本

『考える障害者』

ホンとの本

『考える障害者』
ホーキング青山
新潮新書
\720+
2017.12.

 障害者であるのに、などということが一般に言われそうだが、基本的にそんなふうな言い方を私はしない。すでに立っているところが、障害者を他人あるいは別世界のグループとして捉えているような言い方が出てくる場所にいないと思っているからだ。しかし、そんな私も、社会生活の中で不自由を味わっているわけではないので、障害者その人から見れば、偽善者のように見えても仕方がないとは思っている。
 著者は、障害者としての芸人である。近年、とくに私は「バリバラ」の貢献が大きいとは思うが、障害者の本音というか、その立場からの発言が社会に発信され、また比較的認知されるようになってきたように見える。SNSという情報発信の手段が、そうした声を表に出すのに役立っていることは否めない。しかし、多数であるいわゆる健常者もそれに対してなんらかの見解をもち、表してくるのは確かであり、いざ何かトラブルや議論が起こると、意見の相違がぶつかることはある。
 乙武洋匡氏の言動が話題になることもあったし、バニラ・エアへの搭乗を捲るトラブルは大きく報道され、社会をいくらか動かした。しかし小さな「事件」は日常の中に多数ある。そこへきて、あの「やまゆり園事件」は世間を震撼させた。その思想性や社会に潜む差別感などを露わにしたのではないかという意見も聞かれた。新聞報道からしても、一大事なのであった。
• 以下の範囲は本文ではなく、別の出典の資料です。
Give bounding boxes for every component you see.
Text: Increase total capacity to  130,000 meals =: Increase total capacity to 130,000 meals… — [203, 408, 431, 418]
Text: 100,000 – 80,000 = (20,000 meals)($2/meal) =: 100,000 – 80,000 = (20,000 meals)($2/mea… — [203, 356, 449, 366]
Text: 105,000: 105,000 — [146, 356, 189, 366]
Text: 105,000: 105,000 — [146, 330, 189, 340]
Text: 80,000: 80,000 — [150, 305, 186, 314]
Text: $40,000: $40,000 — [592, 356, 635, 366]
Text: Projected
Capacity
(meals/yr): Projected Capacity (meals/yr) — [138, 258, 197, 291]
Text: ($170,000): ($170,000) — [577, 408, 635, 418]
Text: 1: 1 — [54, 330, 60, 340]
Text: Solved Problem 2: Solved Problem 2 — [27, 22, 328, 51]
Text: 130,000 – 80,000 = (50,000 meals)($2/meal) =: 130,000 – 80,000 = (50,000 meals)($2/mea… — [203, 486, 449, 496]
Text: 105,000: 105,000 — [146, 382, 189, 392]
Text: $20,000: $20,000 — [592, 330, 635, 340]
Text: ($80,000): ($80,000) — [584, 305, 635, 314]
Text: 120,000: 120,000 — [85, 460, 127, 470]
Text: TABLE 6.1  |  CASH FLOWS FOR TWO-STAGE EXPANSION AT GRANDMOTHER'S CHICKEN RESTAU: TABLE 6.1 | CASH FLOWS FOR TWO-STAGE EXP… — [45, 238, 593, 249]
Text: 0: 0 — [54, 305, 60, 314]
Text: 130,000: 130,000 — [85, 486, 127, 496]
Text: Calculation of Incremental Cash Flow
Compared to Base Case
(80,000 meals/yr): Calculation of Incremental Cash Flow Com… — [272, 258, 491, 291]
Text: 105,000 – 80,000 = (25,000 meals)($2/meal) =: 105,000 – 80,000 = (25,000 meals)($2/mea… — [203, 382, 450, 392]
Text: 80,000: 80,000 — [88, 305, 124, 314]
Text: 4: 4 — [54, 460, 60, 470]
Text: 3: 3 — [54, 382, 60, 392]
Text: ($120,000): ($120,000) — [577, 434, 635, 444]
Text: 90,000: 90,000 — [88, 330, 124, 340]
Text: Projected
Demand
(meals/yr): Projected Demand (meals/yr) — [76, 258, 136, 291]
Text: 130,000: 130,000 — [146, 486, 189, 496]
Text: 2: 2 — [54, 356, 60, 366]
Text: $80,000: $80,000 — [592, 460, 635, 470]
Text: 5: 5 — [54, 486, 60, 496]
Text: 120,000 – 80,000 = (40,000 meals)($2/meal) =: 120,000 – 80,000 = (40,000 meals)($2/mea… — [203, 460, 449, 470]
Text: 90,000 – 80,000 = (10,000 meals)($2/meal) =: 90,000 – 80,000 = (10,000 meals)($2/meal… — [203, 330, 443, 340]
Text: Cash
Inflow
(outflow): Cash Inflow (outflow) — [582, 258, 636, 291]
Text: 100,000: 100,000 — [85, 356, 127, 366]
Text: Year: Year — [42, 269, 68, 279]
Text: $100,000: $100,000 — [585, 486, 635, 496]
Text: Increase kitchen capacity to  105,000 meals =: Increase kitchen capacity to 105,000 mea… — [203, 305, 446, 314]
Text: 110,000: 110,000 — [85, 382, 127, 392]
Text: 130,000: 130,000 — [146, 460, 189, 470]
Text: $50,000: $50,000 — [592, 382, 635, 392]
当然であろう。
 こうした空気の中で、著者は、そもそもずいぶんと前から、こうした考えについて見解を述べていたわけでもあり、またそれをネタにしてプロの芸人として今日まで歩んできたわけでもあるため、ここへきてもやもやとした空気に、筋の通った意見を、楔として打ち込めるかどうか、というあたりで、動いたのが本書であろうと思われる。新書であるため、人の手に取りやすいし、著者の考えを一定のまとまりの中で貫くことができる。企画としても良かったと思われる。
 一冊の中であらゆる障害者と社会の問題をこめるのは難しいわけだが、むしろ研究的に貫くのではないから、聞きやすい。著者にしても、これでケリをつけたいという思惑で吠えているのではないのだ。それでも、24時間テレビの問題は障害者の目から見てどうだということが、必ずしも決まるものではなく、しかしなお、それが善いだけのもので終わることではないこともきちんと指摘する。すべてが善しと決まることは到底ないはずである。その中で、安易にこれで善しとされるようなことへ、そうではない見方があるはずだという点、またすいすい社会が動いてはいるが、実は見落としていたり、気づこうともしていなかったりするものを明らかにしたいという気概も感じられる。
 著者自身、これが結論だという考えはもっていない。では、結論のない意見は無意味なのか。そんなことはないだろう。本書は、新聞書評など各方面で注目されている。本書は緻密に論じられたものではなく、感情でも書かれている。しかし、ただの思いつきではない。半生を懸けて伝えようとするものがこめられている。これは、失礼な言い方かもしれないが、「叩き台」にするだけの価値のある声であると思う。障害者も健常者も、その境界で生まれたこの声をまず聞き、そこから何が問題で、どの方向に歩いていくとよいのか、また現に起こった事態をどう理解していくとよいのか、共に考えていくことが望ましいと思うのだ。それだけの材料を提供してくれた、この勇気ある発言に敬意を表すると共に、言い放つだけでなく冷静にこの後の成り行きを期待している著者の願いを酌み取り、私たちは、ここから何かを始めなければならないと強く思うのだ。
 その意味でも、「考える」というタイトルは良かった。ここから考え始めることを、誰もがしなければならないという問いかけとして、それが展開していくことになるはずなのだから。